Yes, and you would be in the right when doing that. Even more so, the actual probabilities for this class are actually far lower, around 14% (tensor([0.7045, 0.1452, 0.1366, 0.0089, 0.0047])). By manually changing the output you are essentially destroying the properties this NN has learned (and it's output distribution) rendering some part of your computations pointless. This points to another problem stated in the bounty this time:

2. NN are known to be overconfident for classification problems

I can imagine this being solved in multiple ways:

2.1 Ensemble

Create multiple neural networks and ensemble them by summing logits taking argmax at the end (or softmax and then `argmax). Hypothetical situation with 3 different models with different predictions:

import torch

predicted_logits_1 = torch.Tensor([5.39413513, 3.81419, 3.7546, 1.02716988, 0.39189373])
predicted_logits_2 = torch.Tensor([3.357895, 4.0165, 4.569546, 0.02716988, -0.189373])
predicted_logits_3 = torch.Tensor([2.989513, 5.814459, 3.55369546, 3.06988, -5.89473])

combined_logits = predicted_logits_1 + predicted_logits_2 + predicted_logits_3
print(combined_logits)
print(torch.nn.functional.softmax(combined_logits))

This would gives us the following probabilities after softmax:

[0.11291057 0.7576356 0.1293983 0.00005554 0.]

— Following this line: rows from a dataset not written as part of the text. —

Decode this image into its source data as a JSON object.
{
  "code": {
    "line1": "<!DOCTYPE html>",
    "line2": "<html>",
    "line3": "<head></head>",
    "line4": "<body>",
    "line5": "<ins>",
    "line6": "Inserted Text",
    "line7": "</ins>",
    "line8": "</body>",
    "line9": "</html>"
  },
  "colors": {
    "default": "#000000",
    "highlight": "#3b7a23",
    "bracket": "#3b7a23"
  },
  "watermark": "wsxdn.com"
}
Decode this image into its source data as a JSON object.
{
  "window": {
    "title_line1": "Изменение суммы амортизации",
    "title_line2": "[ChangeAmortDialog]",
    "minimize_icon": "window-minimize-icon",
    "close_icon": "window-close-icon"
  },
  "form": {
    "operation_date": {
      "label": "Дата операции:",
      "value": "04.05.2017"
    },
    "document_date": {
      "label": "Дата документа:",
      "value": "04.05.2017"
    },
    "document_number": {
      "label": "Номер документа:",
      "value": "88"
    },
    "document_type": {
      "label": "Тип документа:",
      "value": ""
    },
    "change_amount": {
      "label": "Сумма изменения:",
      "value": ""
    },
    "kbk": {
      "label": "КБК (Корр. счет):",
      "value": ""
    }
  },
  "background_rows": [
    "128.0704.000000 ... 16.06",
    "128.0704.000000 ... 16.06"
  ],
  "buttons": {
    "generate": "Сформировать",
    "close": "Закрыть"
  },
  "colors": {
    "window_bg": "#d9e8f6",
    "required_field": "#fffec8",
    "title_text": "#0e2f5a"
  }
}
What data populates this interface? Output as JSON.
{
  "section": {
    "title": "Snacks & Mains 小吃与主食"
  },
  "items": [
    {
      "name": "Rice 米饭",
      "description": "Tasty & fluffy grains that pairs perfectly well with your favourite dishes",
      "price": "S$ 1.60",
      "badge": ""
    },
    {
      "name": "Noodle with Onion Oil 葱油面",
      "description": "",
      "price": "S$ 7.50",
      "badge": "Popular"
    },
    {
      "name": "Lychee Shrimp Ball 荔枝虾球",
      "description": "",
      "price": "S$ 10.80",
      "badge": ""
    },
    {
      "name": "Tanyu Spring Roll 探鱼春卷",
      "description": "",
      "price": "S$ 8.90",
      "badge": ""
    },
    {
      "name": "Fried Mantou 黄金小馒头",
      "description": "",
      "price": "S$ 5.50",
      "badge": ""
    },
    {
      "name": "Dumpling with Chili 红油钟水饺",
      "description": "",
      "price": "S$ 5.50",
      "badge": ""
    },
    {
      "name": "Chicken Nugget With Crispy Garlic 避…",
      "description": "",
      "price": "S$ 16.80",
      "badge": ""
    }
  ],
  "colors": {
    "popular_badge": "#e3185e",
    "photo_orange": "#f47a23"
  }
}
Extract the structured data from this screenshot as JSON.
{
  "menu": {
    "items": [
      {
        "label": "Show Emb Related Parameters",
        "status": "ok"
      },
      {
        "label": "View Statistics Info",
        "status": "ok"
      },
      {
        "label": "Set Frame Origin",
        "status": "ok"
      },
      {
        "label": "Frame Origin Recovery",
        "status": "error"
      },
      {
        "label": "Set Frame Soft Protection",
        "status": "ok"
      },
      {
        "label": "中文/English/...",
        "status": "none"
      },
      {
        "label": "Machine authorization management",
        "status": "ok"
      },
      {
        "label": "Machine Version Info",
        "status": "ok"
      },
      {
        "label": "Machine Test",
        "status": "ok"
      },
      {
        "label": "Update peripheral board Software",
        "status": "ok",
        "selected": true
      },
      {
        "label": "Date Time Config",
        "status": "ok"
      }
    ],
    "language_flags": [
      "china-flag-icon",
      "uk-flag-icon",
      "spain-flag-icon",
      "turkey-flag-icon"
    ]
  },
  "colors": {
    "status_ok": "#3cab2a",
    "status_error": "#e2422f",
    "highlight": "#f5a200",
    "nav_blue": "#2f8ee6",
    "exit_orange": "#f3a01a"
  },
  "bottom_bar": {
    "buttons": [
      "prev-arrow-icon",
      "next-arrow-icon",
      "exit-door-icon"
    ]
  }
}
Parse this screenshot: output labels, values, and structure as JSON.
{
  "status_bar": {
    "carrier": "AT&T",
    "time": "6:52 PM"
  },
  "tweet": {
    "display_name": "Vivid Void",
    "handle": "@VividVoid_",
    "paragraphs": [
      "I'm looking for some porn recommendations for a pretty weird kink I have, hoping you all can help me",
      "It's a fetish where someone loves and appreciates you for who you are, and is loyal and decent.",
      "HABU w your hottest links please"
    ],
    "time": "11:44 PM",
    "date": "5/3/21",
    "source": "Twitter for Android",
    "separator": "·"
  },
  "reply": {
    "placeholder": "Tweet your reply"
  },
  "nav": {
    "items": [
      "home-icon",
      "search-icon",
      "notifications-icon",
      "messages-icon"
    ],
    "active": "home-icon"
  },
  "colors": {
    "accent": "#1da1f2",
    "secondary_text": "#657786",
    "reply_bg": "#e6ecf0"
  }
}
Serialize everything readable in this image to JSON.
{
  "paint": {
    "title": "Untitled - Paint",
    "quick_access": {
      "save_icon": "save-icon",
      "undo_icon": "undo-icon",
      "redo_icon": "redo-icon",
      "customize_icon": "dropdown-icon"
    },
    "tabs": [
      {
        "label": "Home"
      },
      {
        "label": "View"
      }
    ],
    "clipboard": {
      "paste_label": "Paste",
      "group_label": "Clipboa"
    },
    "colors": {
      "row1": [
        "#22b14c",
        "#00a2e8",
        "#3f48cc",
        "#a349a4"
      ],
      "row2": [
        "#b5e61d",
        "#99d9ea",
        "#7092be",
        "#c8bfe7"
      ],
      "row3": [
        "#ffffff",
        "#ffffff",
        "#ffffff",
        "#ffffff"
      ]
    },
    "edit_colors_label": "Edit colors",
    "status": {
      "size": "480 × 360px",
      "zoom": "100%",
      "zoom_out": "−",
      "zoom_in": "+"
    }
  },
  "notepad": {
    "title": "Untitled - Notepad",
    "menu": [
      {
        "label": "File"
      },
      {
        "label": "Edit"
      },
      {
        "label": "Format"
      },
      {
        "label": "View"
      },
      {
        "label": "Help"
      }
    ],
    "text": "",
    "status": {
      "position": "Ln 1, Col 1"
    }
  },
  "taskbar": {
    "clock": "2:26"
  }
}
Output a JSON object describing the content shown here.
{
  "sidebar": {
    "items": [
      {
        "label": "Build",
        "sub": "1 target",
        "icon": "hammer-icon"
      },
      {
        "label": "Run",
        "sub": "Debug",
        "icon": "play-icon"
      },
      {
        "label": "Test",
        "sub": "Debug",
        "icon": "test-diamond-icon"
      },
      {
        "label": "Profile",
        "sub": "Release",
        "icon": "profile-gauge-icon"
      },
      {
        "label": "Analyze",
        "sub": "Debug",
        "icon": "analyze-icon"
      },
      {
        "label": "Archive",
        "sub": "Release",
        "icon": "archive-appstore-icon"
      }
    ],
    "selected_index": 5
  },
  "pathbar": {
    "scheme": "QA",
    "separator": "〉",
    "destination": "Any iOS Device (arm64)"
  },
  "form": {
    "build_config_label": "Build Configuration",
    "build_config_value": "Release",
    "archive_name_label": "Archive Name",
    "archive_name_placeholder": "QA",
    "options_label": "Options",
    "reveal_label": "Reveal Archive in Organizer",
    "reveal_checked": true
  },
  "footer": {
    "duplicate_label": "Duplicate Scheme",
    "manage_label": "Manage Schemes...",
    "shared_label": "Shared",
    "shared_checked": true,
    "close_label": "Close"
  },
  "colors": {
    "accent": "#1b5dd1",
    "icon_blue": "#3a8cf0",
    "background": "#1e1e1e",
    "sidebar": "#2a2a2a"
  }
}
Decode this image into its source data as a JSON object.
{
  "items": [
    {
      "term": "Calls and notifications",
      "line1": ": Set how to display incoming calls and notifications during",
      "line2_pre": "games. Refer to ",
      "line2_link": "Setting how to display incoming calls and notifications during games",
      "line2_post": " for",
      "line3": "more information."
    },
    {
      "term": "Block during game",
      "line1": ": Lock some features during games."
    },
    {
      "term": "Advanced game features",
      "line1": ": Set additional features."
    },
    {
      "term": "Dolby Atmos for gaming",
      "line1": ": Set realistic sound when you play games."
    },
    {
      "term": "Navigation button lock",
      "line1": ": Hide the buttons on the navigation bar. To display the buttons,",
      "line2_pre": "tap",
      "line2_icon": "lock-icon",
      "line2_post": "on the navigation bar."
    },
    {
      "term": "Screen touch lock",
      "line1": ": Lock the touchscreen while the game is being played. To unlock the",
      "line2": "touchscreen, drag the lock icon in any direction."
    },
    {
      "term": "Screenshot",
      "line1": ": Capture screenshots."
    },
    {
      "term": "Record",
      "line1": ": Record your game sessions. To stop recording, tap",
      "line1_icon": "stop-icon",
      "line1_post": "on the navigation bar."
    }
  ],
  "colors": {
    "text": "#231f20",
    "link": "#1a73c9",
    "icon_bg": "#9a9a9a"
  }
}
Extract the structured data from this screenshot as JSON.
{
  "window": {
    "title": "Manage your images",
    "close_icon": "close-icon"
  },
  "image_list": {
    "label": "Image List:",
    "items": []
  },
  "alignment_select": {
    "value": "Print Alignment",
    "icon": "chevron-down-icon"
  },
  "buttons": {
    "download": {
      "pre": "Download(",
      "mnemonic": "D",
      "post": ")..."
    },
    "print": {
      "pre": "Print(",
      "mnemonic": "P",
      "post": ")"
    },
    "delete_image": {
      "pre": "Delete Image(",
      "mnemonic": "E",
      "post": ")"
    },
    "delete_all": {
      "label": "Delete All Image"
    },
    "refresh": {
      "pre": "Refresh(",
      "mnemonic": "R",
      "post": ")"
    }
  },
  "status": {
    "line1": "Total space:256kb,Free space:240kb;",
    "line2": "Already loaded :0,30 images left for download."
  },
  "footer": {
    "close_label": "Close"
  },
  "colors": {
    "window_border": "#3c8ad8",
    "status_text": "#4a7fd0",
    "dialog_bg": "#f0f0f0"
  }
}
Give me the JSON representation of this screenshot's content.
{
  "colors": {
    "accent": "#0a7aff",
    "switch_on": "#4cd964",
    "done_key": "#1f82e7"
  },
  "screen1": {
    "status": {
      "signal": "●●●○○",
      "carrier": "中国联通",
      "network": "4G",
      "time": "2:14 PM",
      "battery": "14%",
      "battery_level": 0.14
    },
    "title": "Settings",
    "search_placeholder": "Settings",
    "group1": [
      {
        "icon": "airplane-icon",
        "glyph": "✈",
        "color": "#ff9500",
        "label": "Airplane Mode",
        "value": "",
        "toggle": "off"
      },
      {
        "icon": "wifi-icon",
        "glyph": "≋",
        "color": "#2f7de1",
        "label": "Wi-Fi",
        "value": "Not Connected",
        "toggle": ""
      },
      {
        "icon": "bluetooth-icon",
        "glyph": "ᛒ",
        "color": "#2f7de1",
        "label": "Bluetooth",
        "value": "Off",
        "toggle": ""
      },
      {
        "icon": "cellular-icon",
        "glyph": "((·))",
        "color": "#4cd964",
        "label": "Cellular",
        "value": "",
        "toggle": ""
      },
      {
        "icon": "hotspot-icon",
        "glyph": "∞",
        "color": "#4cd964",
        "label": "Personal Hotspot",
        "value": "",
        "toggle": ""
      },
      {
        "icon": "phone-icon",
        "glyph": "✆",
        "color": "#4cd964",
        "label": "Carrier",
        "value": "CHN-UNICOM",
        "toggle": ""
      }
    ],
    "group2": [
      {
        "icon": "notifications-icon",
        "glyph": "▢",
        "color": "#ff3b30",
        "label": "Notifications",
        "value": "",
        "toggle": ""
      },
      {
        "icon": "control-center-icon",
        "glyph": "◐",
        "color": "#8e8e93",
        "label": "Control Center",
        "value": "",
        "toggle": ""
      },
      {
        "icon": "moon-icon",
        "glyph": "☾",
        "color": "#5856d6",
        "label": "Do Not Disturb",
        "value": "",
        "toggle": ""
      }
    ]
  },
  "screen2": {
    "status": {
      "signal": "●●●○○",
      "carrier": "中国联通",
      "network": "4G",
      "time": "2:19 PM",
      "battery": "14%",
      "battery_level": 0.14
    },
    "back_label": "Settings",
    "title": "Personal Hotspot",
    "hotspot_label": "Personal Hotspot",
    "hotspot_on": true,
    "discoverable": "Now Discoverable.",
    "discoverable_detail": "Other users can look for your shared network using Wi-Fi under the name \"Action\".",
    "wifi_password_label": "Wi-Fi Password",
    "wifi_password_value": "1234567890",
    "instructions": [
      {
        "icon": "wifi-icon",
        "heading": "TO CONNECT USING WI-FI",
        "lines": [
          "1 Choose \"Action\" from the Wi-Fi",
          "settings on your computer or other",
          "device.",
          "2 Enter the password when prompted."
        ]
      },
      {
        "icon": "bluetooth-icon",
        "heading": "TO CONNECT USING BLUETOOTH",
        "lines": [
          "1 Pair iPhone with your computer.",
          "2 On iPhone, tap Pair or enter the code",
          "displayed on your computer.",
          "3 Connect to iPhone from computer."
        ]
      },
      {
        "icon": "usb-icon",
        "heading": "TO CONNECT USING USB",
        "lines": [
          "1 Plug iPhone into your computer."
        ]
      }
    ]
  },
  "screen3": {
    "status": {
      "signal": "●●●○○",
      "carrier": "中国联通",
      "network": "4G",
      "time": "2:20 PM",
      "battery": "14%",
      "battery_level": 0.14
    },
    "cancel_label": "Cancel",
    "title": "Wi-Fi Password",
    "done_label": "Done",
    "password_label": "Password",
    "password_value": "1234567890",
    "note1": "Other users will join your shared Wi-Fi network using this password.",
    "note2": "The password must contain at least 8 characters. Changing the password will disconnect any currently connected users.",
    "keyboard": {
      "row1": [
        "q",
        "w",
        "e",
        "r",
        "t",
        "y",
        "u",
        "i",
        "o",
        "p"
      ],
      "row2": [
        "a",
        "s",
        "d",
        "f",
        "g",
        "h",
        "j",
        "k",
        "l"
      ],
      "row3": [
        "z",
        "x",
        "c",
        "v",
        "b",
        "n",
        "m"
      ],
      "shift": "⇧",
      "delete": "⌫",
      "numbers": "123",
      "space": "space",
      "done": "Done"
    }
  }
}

(notice the first class is now the most probable)

You can use bootstrap aggregating and other ensembling techniques to improve predictions. This approach makes the classifying decision surface smoother and fixes mutual errors between classifiers (given their predictions vary quite a lot). It would take many posts to describe in any greater detail (or separate question with specific problem would be needed), here or here are some which might get you started.

Still I would not mix this approach with manual selection of outputs.

2.2 Transform the problem into binary

This approach might yield better inference time and maybe even better training time if you can distribute it over multiple GPUs.

Basically, each class of yours can either be present (1) or absent (0). In principle you could train N neural networks for N classes, each outputting a single unbounded number (logit). This single number tells whether the network thinks this example should be classified as it's class or not.

If you are sure certain class won't be the outcome for sure you do not run network responsible for this class detection. After obtaining predictions from all the networks (or subset of networks), you choose the highest value (or highest probability if you use sigmoid activation, though it would be computationally wasteful).

Additional benefit would be simplicity of said networks (easier training and fine-tuning) and easy switch-like behavior if needed.

Conclusions

If I were you I would go with the approach outlined in 2.2 as you could save yourself some inference time easily and would allow you to "choose outputs" in a sensible manner.

If this approach is not enough, you may consider N ensembles of networks, so a mix of 2.2 and 2.1, some bootstrap or other ensembling techniques. This should improve your accuracy as well.